4 Kasım 2015 Çarşamba

Aşurenin Lezzeti Hikmetten Gelir...


Muharrem ayının heyecanı Zilhicce'den başlar bizim kültürümüzde. Kurban bayramının tatlı telaşı bitip, yorgunluklar giderilince Aşurenin hasreti hatırlanır ve takvim yapraklarından hesaplanmaya çalışılır kat edilecek mesafe. 

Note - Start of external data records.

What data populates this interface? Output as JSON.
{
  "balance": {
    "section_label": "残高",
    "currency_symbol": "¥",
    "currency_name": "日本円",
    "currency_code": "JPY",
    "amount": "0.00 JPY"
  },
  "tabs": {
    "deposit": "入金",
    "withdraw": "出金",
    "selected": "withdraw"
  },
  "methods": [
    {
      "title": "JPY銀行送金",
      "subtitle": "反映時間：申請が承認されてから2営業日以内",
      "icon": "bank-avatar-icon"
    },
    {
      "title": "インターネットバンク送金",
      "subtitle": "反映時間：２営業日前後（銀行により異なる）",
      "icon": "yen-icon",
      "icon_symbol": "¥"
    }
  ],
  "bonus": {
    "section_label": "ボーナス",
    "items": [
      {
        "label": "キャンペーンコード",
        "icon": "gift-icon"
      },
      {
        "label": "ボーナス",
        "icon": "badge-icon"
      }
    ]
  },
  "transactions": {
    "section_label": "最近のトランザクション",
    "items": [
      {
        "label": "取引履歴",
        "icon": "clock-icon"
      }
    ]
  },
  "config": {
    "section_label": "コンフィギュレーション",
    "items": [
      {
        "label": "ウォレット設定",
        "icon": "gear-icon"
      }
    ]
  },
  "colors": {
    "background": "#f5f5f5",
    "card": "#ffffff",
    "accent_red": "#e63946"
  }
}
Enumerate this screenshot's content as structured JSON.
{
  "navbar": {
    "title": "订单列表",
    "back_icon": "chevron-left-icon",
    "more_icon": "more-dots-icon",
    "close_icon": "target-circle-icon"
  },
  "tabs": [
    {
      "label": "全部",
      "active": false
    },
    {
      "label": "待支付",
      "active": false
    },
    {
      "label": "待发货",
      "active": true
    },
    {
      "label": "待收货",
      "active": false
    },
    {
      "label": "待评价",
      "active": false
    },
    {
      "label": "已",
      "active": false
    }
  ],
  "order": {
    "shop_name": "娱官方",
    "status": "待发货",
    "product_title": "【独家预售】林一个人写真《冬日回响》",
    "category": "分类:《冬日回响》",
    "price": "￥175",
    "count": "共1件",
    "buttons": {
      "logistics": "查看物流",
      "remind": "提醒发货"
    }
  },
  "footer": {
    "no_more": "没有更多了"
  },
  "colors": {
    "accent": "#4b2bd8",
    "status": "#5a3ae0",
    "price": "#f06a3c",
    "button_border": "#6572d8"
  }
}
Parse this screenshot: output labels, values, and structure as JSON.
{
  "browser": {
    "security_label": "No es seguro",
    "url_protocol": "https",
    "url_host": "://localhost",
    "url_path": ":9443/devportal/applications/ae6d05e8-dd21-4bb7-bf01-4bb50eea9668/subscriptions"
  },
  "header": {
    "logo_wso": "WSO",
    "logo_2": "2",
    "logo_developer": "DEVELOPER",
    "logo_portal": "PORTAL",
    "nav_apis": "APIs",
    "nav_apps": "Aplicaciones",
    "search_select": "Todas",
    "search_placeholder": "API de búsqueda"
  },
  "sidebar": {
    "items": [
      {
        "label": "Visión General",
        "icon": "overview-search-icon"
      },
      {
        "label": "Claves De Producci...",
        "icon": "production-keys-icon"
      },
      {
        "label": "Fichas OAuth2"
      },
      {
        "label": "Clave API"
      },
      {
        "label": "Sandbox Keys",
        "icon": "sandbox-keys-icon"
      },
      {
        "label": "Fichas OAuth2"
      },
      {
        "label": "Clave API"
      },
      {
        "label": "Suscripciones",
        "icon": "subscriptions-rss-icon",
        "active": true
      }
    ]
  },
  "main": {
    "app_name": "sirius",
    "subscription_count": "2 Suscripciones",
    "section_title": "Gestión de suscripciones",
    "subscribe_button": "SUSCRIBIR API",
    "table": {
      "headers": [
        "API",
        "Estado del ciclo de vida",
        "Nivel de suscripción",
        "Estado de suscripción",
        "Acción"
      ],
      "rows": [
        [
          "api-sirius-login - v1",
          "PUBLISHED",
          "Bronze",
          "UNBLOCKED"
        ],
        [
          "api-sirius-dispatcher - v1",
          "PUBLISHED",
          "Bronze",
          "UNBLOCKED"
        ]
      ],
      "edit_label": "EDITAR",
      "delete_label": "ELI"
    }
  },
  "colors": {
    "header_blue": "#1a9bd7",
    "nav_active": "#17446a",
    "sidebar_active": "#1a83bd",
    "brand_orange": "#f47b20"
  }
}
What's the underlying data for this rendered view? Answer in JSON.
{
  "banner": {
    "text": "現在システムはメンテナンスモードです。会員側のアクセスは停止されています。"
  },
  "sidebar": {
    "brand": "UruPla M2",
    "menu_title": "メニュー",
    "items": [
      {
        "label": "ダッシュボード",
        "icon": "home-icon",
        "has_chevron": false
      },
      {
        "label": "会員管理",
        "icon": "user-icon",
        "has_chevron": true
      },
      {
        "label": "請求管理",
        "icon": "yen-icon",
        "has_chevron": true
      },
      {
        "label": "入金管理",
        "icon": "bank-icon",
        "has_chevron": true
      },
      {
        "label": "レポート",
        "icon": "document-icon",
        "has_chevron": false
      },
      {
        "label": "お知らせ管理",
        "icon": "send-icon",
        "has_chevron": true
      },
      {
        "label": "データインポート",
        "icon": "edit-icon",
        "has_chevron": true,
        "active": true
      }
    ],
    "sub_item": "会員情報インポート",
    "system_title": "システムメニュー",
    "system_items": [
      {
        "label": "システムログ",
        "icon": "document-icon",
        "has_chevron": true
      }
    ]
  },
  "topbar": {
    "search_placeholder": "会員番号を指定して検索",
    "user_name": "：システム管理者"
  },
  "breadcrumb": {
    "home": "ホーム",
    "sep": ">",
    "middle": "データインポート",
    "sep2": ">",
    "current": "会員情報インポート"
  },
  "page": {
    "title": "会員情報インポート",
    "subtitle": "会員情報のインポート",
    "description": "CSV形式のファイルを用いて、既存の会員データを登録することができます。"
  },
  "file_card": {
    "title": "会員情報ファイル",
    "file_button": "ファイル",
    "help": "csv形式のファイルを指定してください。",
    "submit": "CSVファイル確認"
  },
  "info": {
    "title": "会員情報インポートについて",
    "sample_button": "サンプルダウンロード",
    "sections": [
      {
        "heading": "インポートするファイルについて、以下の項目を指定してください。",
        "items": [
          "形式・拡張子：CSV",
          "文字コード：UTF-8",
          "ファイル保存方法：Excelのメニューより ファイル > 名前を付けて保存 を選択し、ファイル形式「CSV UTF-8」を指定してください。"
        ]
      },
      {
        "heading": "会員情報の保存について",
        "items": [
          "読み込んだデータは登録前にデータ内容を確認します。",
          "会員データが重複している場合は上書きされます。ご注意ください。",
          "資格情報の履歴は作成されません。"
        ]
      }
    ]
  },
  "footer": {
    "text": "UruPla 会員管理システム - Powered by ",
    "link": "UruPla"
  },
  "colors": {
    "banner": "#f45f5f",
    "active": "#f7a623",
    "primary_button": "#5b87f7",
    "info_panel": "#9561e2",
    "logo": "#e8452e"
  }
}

Yatsı kılınmadan başlardı sabahki koşturmacanın ön hazırlıkları babamın doğup büyüdüğü ocakta. Ve sabah namazının abdestiyle kazan konulurdu odun ateşinin üstüne. Tarifini evlenene kadar bilmedim ben. Ama çocuk muhayyilemden hiç silinmeyecek kadar net hükmü vardı aşure ritüelinin. Hiç kimsenin gönlü kırılmasın, aman bir kapıyı atlamayın, bir kepçe de olsa herkes nasiplensin diyerek evimizin sağından solundan önünden ve ardından komşu hesabı yaparlar ve henüz dumanı tüten aşureyle doldurdukları beyaz çinko kovayı elimize tutuştururlardı rahmetli babaannem ve canım annem. Kepçeyle kova ablamın, tarçın-ceviz ve kavrulmuş susamın içinde karıştırıldığı poşet benim elimde çıkardık mahalleye. Didişe didişe ve merakla çalardık kapıları sırasıyla. Bütün evler bahçeliydi babaannemin mahallesinde. O bahçelerden geçip de kapılara varana kadar ablam bazen beni korkutacak şeyler uydururdu, ben inanırdım. Ama açılan kapılarda hep gülümseyen insanlar. hal hatır sormalar, selam göndermeler, Allah kabul etsin dualarıyla yolcu etmeler... Bir keresinde çaldığımız kapıyı yerde sürünen bir yaşlı teyze açmıştı. Duran nenenin aşuresi mi bu? Aaaa bak onunki tatlı olur hep yapar sağ olsun, çok koy evladım ben severim aşureyi.. diyerek tabağını uzatmıştı da biz çok şaşırmıştık. Eve gidene kadar konuşmuştuk o kadın hakkında sonra. Heyecanla tarif edip anlatmıştık babaanneme de, (ne kadar da gençti o zamanlar) iyi yapmışsınız çok koysaydınız, o falanca ninedir, kireçlenme oldu ayaklarında, demişti. O zamanlar biz hayata dokunurduk...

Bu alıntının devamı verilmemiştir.